Nearing the end of his career as a consulting detective, Sherlock Holmes continues his adventures in this collection of eight short stories, including one that was pulled from the original edition when it was deemed too scandalous. Join us for stories of stolen submarine plans, a missing aristocrat and Holmes' near-fatal illness, and then, the last meeting of Holmes and Watson, twenty years after their final case. Join us for Sherlock Holmes' last bow.
About the Author
Sir Arthur Ignatius Conan Doyle was born on May 22, 1859, in Edinburgh, Scotland. His father left when he was five, but returned three years later, however, the family lived in poverty. Arthur was supported by his wealthy uncles and educated in a Jesuit preparatory school, then Stonyhurst College, then another school in Austria, before studying medicine at the University of Edinburgh through 1881. Beginning in 1879, began writing published stories and article for various magazines and journals. He became a ship's surgeon and traveled to locations such as Greenland and West Africa, completing his doctorate while on board. He eventually set up an unsuccessful medical practice, but ended up writing more stories instead of seeing patients. Doyle's success as a writer, began when his first Sherlock Holmes mystery was published in a magazine in 1886. A second Holmes story was requested by the magazine, with more appearing as time progressed. Arthur was also a soccer player under the name A. C. Smith, golfer and cricket player.
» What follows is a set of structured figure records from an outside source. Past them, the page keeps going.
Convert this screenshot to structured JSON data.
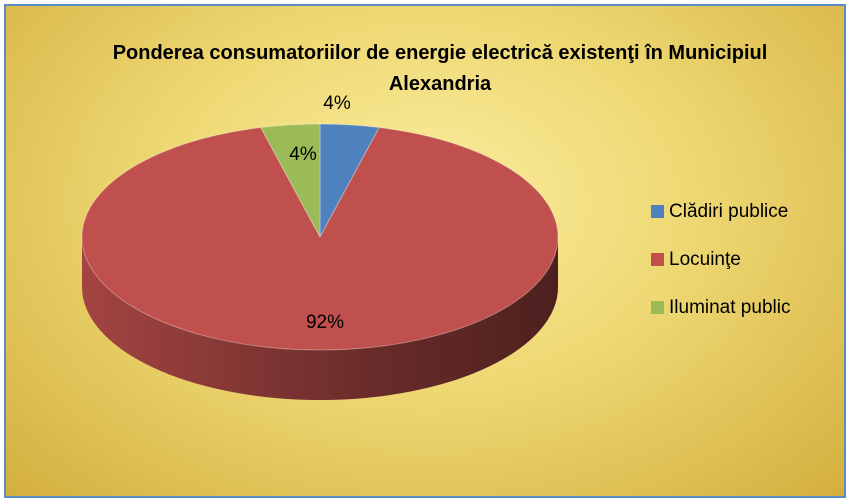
{
  "chart_data": {
    "type": "pie3d",
    "title": "Ponderea consumatoriilor de energie electrică existenţi în Municipiul Alexandria",
    "categories": [
      "Clădiri publice",
      "Locuinţe",
      "Iluminat public"
    ],
    "values": [
      4,
      92,
      4
    ],
    "value_labels": [
      "4%",
      "92%",
      "4%"
    ],
    "colors": [
      "#4f81bd",
      "#c0504d",
      "#9bbb59"
    ],
    "legend": "right"
  }
}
In 1885, he married Louisa Hawkins, but she died from tuberculosis in 1906. They had two children. He remarried Jean Elizabeth Leckie in 1907, with whom he had three more children. She died in 1940. In 1890, Doyle studied ophthalmology in Vienna, Austria and opened a practice, but had not a single patient, so he continued writing. Growing increasingly tired of writing Sherlock Holmes, he decided to kill off the character, so he could write historical novels, but there was so much public outcry, that he eventually brought him back. Doyle died on July 7, 1930, from a heart attack in Crowborough, East Sussex, England at the age of 71.